Dev Accuracy: 0.515 (0.004)

Test Accuracy: 0.526 (0.008)

Finetuning for CFIMDB:

Dev Accuracy: 0.966 (0.007)

Submission

All your changes should be in legible git commits on top of this repo. You should upload the repo to Github as a private repo, and add Github users https://github.com/NightMachinery as collaborators.

You should include the directory my_output which the commands above populate. You should git-ignore any unnecessary files, such as those generated by your IDE.

You should also upload a zipped version of the repo. This should include the .git directory.

Grading

To get the credit for BERT and the optimizer, you should implement their missing pieces and pass tests in sanity_check.py (bert implementation) and optimizer_test.py (optimizer implementation).

To get the credit for the classifier, you should have done the above, and have also implemented the missing pieces in classifier.py. You should have run the commands above, and achieve comparable accuracy to the reference numbers cited above.

Cheating

If we suspect that you have cheated, you might fail the course. The burden of evidence is on you. Do maintain a legible git history.

You may NOT use AI tools like Copilot or ChatGPT. You may NOT read code snippets from your classmates. You may NOT copy code from any source, except Q&A sites such as StackOverflow. All such copied code must be clearly delineated with comments and have a link back to their source.

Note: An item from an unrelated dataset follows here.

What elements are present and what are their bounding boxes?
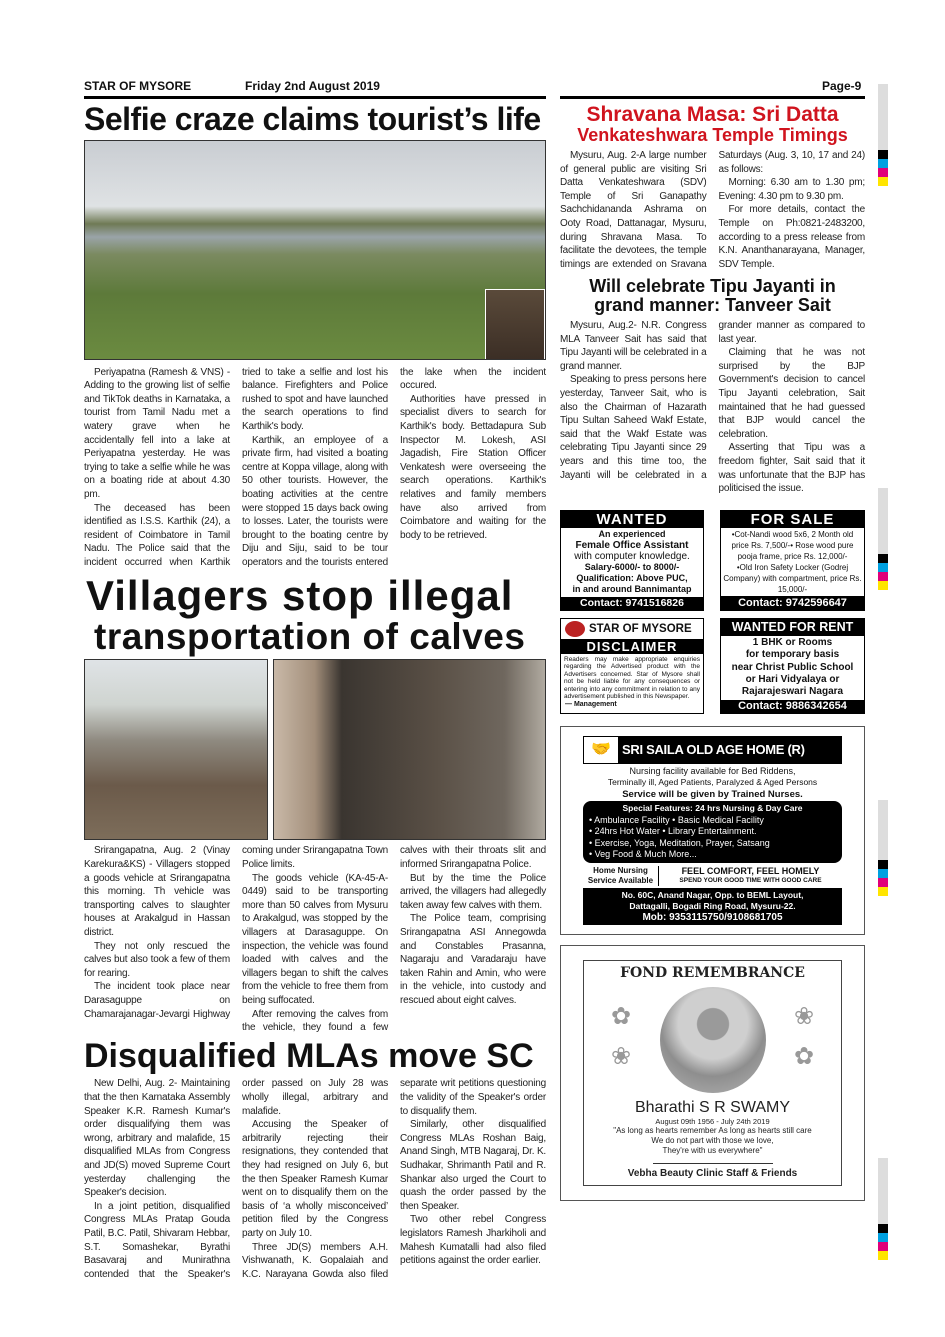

Please note that obfuscation of any form will count against you. Your code must use best practices, and be concice, legible and easily understandable. You should delete unused code from the final version.

Acknowledgement

Parts of the code are from the transformers library (Apache License 2.0).

This exercise has been forked from Carnegie Mellon University’s CS11-711 Advanced NLP, neubig/minbert-assignment: Minimalist BERT implementation assignment for CS11-711.